The list returned has its class value set to "genetic-info".

The <span style="font-family:Courier">datasize</span> and <span style="font-family:Courier">indices</span> values are only returned if the parameter <span style="font-family:Courier">index</span> is set equal to <span style="font-family:Courier">TRUE</span>

## Binary Dosage Additional Information

The additional information returned for binary dosage files contains the following information.

- format - numeric value with the format of the binary dosage file
- subformat - numeric value with the subformat of the binary dosage file
- headersize - integer value with the size of the header in the binary dosage file
- numgroups - integer value of the number of groups of subjects in the binary dosage file. This is usually the number of binary dosage files merged together to form the file
- groups - integer vector with size of each of the groups

This list has its class value set to "bdose-info".

## VCF File Additional Information

The additional information returned for VCF files contains the following information.

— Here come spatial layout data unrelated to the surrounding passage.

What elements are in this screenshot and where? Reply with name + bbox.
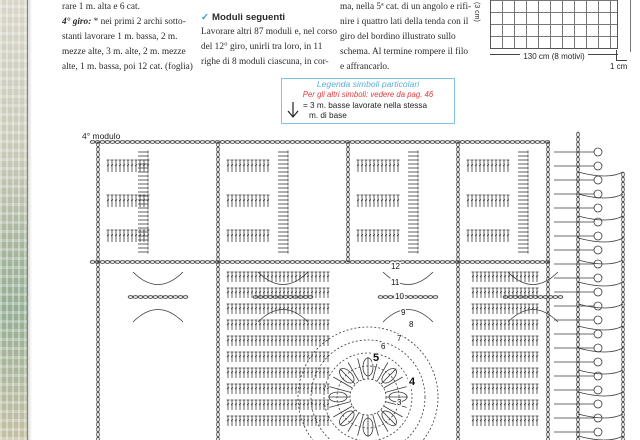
- schema-side-line: [630, 0, 637, 52]
- section-heading: [201, 10, 336, 25]
- legend-title: Legenda simboli particolari: [316, 79, 420, 89]
- row-number-large: 5: [373, 352, 380, 364]
- text-line: stanti lavorare 1 m. bassa, 2 m.: [62, 32, 178, 42]
- schema-border-marker: [616, 50, 627, 61]
- text-line: e affrancarlo.: [340, 62, 390, 72]
- section-title: Moduli seguenti: [212, 12, 286, 23]
- text-line: del 12° giro, unirli tra loro, in 11: [201, 42, 323, 52]
- schema-width-label: 130 cm (8 motivi): [490, 52, 618, 61]
- legend-entry-line: m. di base: [309, 111, 347, 120]
- text-column-middle: [201, 10, 336, 70]
- schema-grid: [490, 0, 618, 49]
- text-line: [62, 15, 194, 30]
- row-number: 10: [395, 292, 404, 301]
- row-number: 6: [381, 342, 386, 351]
- text-line: righe di 8 moduli ciascuna, in cor-: [201, 57, 329, 67]
- row-number: 7: [397, 334, 402, 343]
- row-number: 9: [401, 308, 406, 317]
- page-gutter-shadow: [27, 0, 32, 440]
- module-label: 4° modulo: [82, 131, 121, 141]
- text-column-right: [340, 0, 480, 75]
- text-fragment: * nei primi 2 archi sotto-: [91, 17, 186, 27]
- photo-strip-curtain-image: [0, 0, 28, 440]
- round-label: 4° giro:: [62, 17, 92, 27]
- text-line: nire i quattro lati della tenda con il: [340, 17, 469, 27]
- text-line: Lavorare altri 87 moduli e, nel corso: [201, 27, 338, 37]
- text-line: mezze alte, 3 m. alte, 2 m. mezze: [62, 47, 186, 57]
- crochet-diagram-drawing: [78, 112, 640, 440]
- schema-side-label: (3 cm): [473, 2, 480, 22]
- legend-entry-line: = 3 m. basse lavorate nella stessa: [303, 101, 428, 110]
- schema-cm-label: 1 cm: [610, 62, 628, 71]
- row-number: 8: [409, 320, 414, 329]
- text-column-left: [62, 0, 194, 75]
- row-number: 11: [391, 278, 400, 287]
- crochet-diagram: [78, 112, 640, 440]
- row-number-large: 4: [409, 376, 416, 388]
- check-icon: ✓: [201, 12, 210, 23]
- curtain-schema: [473, 0, 640, 80]
- text-line: rare 1 m. alta e 6 cat.: [62, 2, 140, 12]
- row-number: 12: [391, 262, 400, 271]
- text-line: schema. Al termine rompere il filo: [340, 47, 469, 57]
- text-line: alte, 1 m. bassa, poi 12 cat. (foglia): [62, 62, 193, 72]
- text-line: giro del bordino illustrato sullo: [340, 32, 456, 42]
- text-line: ma, nella 5ª cat. di un angolo e rifi-: [340, 2, 472, 12]
- legend-subtitle: Per gli altri simboli: vedere da pag. 46: [302, 90, 434, 99]
- row-number: 3: [397, 398, 402, 407]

- gzipped - Logical value indicating if the file has been compressed using gzip
- headerlines - Integer value indicating the number of lines in the header
- headersize - Numeric value indicating the size of the header in bytes
- quality - Character vector containing the values in QUALITY column
- filter - Character vector containing the values in the FILTER column
- info - Character vector containing the values in the INFO column
- format - Character vector containing the values in the FORMAT column
- datacolumns - Data frame summarizing the entries in the FORMAT value containing the following information
  + numcolumns - Integer value indicating the number of values in the FORMAT value
  + dosage - Integer value indicating the column containing the dosage value
  + genotypeprob - Integer value indicating the column containing the genotype probabilities
  + genotype - Integer value indicating the column containing the genotype call

This list has its class value set to "vcf-info".

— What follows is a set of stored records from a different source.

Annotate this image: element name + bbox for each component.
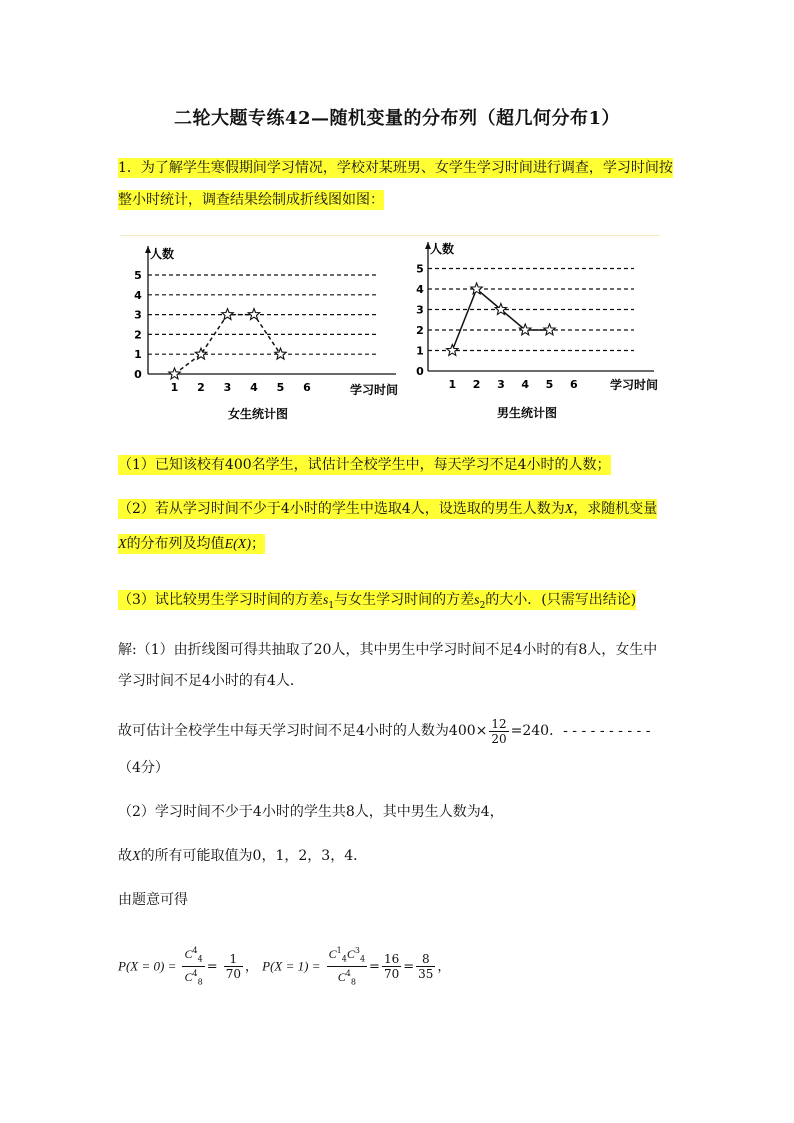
x-tick-label: 3 xyxy=(497,378,505,391)
y-tick-label: 4 xyxy=(134,288,142,302)
x-tick-label: 6 xyxy=(569,378,578,391)
y-tick-label: 0 xyxy=(416,365,424,378)
female-chart xyxy=(134,246,398,421)
y-axis-label: 人数 xyxy=(430,242,455,256)
x-tick-label: 4 xyxy=(250,381,258,394)
x-tick-label: 4 xyxy=(521,378,530,391)
probability-formulas: P(X = 0) = $\frac{C^4_4}{C^4_8}$ = $\frac{1}{70}$ ， P(X = 1) = $\frac{C^1_4C^3_4}{C^4_8}$ = $\frac{16}{70}$ = $\frac{8}{35}$ ， xyxy=(118,946,451,987)
y-tick-label: 1 xyxy=(134,348,142,362)
y-tick-label: 2 xyxy=(134,328,142,342)
data-point-star xyxy=(544,324,555,335)
x-tick-label: 3 xyxy=(223,381,232,394)
solution-score: （4分） xyxy=(118,760,169,776)
solution-line-6: 故X的所有可能取值为0，1，2，3，4． xyxy=(118,848,368,864)
x-tick-label: 6 xyxy=(303,381,311,394)
x-tick-label: 5 xyxy=(545,378,554,391)
y-tick-label: 3 xyxy=(134,308,142,322)
solution-line-5: （2）学习时间不少于4小时的学生共8人，其中男生人数为4， xyxy=(118,804,504,820)
y-tick-label: 4 xyxy=(416,283,424,296)
page-title: 二轮大题专练42—随机变量的分布列（超几何分布1） xyxy=(173,108,621,129)
sub-question-2-line2: X的分布列及均值E(X)； xyxy=(118,536,265,552)
solution-line-3: 故可估计全校学生中每天学习时间不足4小时的人数为400× $\frac{12}{20}$ =240．- - - - - - - - - - xyxy=(118,716,651,746)
data-point-star xyxy=(520,324,531,335)
solution-line-1: 解:（1）由折线图可得共抽取了20人，其中男生中学习时间不足4小时的有8人，女生中 xyxy=(118,642,658,658)
data-point-star xyxy=(447,345,458,356)
x-tick-label: 5 xyxy=(276,381,285,394)
intro-line-2: 整小时统计，调查结果绘制成折线图如图： xyxy=(118,192,384,208)
data-point-star xyxy=(275,348,286,359)
series-line xyxy=(452,289,549,351)
male-chart xyxy=(416,241,658,420)
x-tick-label: 2 xyxy=(472,378,481,391)
series-line xyxy=(175,315,281,374)
y-axis-label: 人数 xyxy=(150,247,175,261)
x-axis-label: 学习时间 xyxy=(350,383,399,397)
data-point-star xyxy=(169,368,180,379)
intro-line-1: 1．为了解学生寒假期间学习情况，学校对某班男、女学生学习时间进行调查，学习时间按 xyxy=(118,160,673,176)
y-tick-label: 3 xyxy=(416,303,424,317)
solution-line-2: 学习时间不足4小时的有4人． xyxy=(118,673,304,689)
x-axis-label: 学习时间 xyxy=(610,378,659,392)
y-tick-label: 2 xyxy=(416,324,424,337)
x-tick-label: 2 xyxy=(197,381,205,394)
line-charts xyxy=(0,0,794,440)
chart-title: 男生统计图 xyxy=(496,406,558,420)
data-point-star xyxy=(195,348,206,359)
sub-question-1: （1）已知该校有400名学生，试估计全校学生中，每天学习不足4小时的人数； xyxy=(118,457,611,473)
y-tick-label: 5 xyxy=(416,262,424,276)
solution-line-7: 由题意可得 xyxy=(118,892,188,908)
sub-question-3: （3）试比较男生学习时间的方差$s_1$与女生学习时间的方差$s_2$的大小．(只需写出结论) xyxy=(118,592,637,611)
sub-question-2-line1: （2）若从学习时间不少于4小时的学生中选取4人，设选取的男生人数为X，求随机变量 xyxy=(118,501,658,517)
y-tick-label: 5 xyxy=(134,269,142,282)
data-point-star xyxy=(248,309,259,320)
x-tick-label: 1 xyxy=(448,378,457,391)
x-tick-label: 1 xyxy=(170,381,179,394)
chart-title: 女生统计图 xyxy=(227,407,289,421)
y-tick-label: 1 xyxy=(416,344,424,358)
data-point-star xyxy=(222,309,233,320)
y-tick-label: 0 xyxy=(134,368,142,381)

The values for quality, filter, info, and format can have a length of 0 if all the values are missing. They will have a length of 1 if all the values are equal. The number of rows in the datacolumns data frame will be equal to the length of the format value.

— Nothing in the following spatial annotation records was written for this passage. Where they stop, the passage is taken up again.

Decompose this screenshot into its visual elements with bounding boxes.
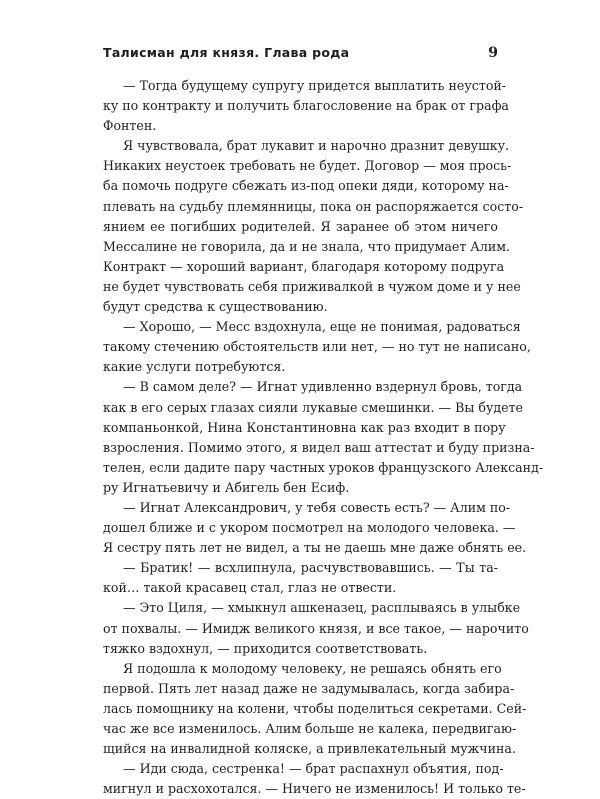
text-line: лась помощнику на колени, чтобы поделиться секретами. Сей- [103, 700, 527, 716]
text-line: ру Игнатьевичу и Абигель бен Есиф. [103, 479, 350, 495]
text-line: ку по контракту и получить благословение на брак от графа [103, 98, 509, 114]
page-number: 9 [488, 45, 498, 61]
text-line: — Хорошо, — Месс вздохнула, еще не понимая, радоваться [123, 319, 521, 335]
text-line: Мессалине не говорила, да и не знала, что придумает Алим. [103, 238, 511, 254]
text-line: компаньонкой, Нина Константиновна как раз входит в пору [103, 419, 506, 435]
text-line: — В самом деле? — Игнат удивленно вздернул бровь, тогда [123, 379, 523, 395]
text-line: не будет чувствовать себя приживалкой в чужом доме и у нее [103, 278, 521, 294]
text-line: первой. Пять лет назад даже не задумывалась, когда забира- [103, 680, 515, 696]
text-line: Я сестру пять лет не видел, а ты не даешь мне даже обнять ее. [103, 540, 527, 556]
text-line: будут средства к существованию. [103, 299, 328, 315]
text-line: Никаких неустоек требовать не будет. Договор — моя прось- [103, 158, 512, 174]
text-line: какие услуги потребуются. [103, 359, 286, 375]
text-line: от похвалы. — Имидж великого князя, и все такое, — нарочито [103, 620, 529, 636]
text-line: кой… такой красавец стал, глаз не отвести. [103, 580, 397, 596]
text-line: щийся на инвалидной коляске, а привлекательный мужчина. [103, 741, 516, 757]
text-line: — Это Циля, — хмыкнул ашкеназец, расплываясь в улыбке [123, 600, 521, 616]
text-line: взросления. Помимо этого, я видел ваш аттестат и буду призна- [103, 439, 535, 455]
text-line: такому стечению обстоятельств или нет, — но тут не написано, [103, 339, 531, 355]
text-line: — Игнат Александрович, у тебя совесть есть? — Алим по- [123, 499, 511, 515]
text-line: ба помочь подруге сбежать из-под опеки дяди, которому на- [103, 178, 509, 194]
text-line: — Братик! — всхлипнула, расчувствовавшись. — Ты та- [123, 560, 498, 576]
text-line: телен, если дадите пару частных уроков французского Александ- [103, 459, 544, 475]
text-line: дошел ближе и с укором посмотрел на молодого человека. — [103, 520, 516, 536]
text-line: Я подошла к молодому человеку, не решаясь обнять его [123, 660, 502, 676]
text-line: Контракт — хороший вариант, благодаря которому подруга [103, 258, 505, 274]
body-text [103, 76, 544, 799]
text-line: тяжко вздохнул, — приходится соответствовать. [103, 640, 428, 656]
text-line: Фонтен. [103, 118, 157, 134]
page-header [103, 45, 498, 67]
text-line: час же все изменилось. Алим больше не калека, передвигаю- [103, 721, 517, 736]
text-line: — Тогда будущему супругу придется выплатить неустой- [123, 78, 507, 93]
text-line: плевать на судьбу племянницы, пока он распоряжается состо- [103, 198, 524, 214]
text-line: — Иди сюда, сестренка! — брат распахнул объятия, под- [123, 761, 504, 777]
text-line: Я чувствовала, брат лукавит и нарочно дразнит девушку. [123, 138, 510, 154]
text-line: янием ее погибших родителей. Я заранее об этом ничего [103, 218, 498, 234]
running-title: Талисман для князя. Глава рода [103, 45, 350, 60]
text-line: как в его серых глазах сияли лукавые смешинки. — Вы будете [103, 399, 523, 415]
text-line: мигнул и расхохотался. — Ничего не изменилось! И только те- [103, 781, 526, 797]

## GEN File Additional Information

The additional information returned for GEN files contains the following information.

- gzipped - Logical value indicating if the GEN file is compressed using gz
- headersize - Integer value indicating the size of the header in bytes
- format - Integer value indicating the number of genotype probabilities for each subject with the following meanings
  + 1 - Dosage only
  + 2 - $\Pr(g=0)$ and $\Pr(g=1)$
  + 3 - $\Pr(g=0)$, $\Pr(g=1)$, and $\Pr(g=2)$
- startcolumn - Integer value indicating in which column the genetic data starts
- sep - Character value indicating what value separates the columns

$g$ indicates the number of alternate alleles the subject has.

This list has its class value set to "gen-info".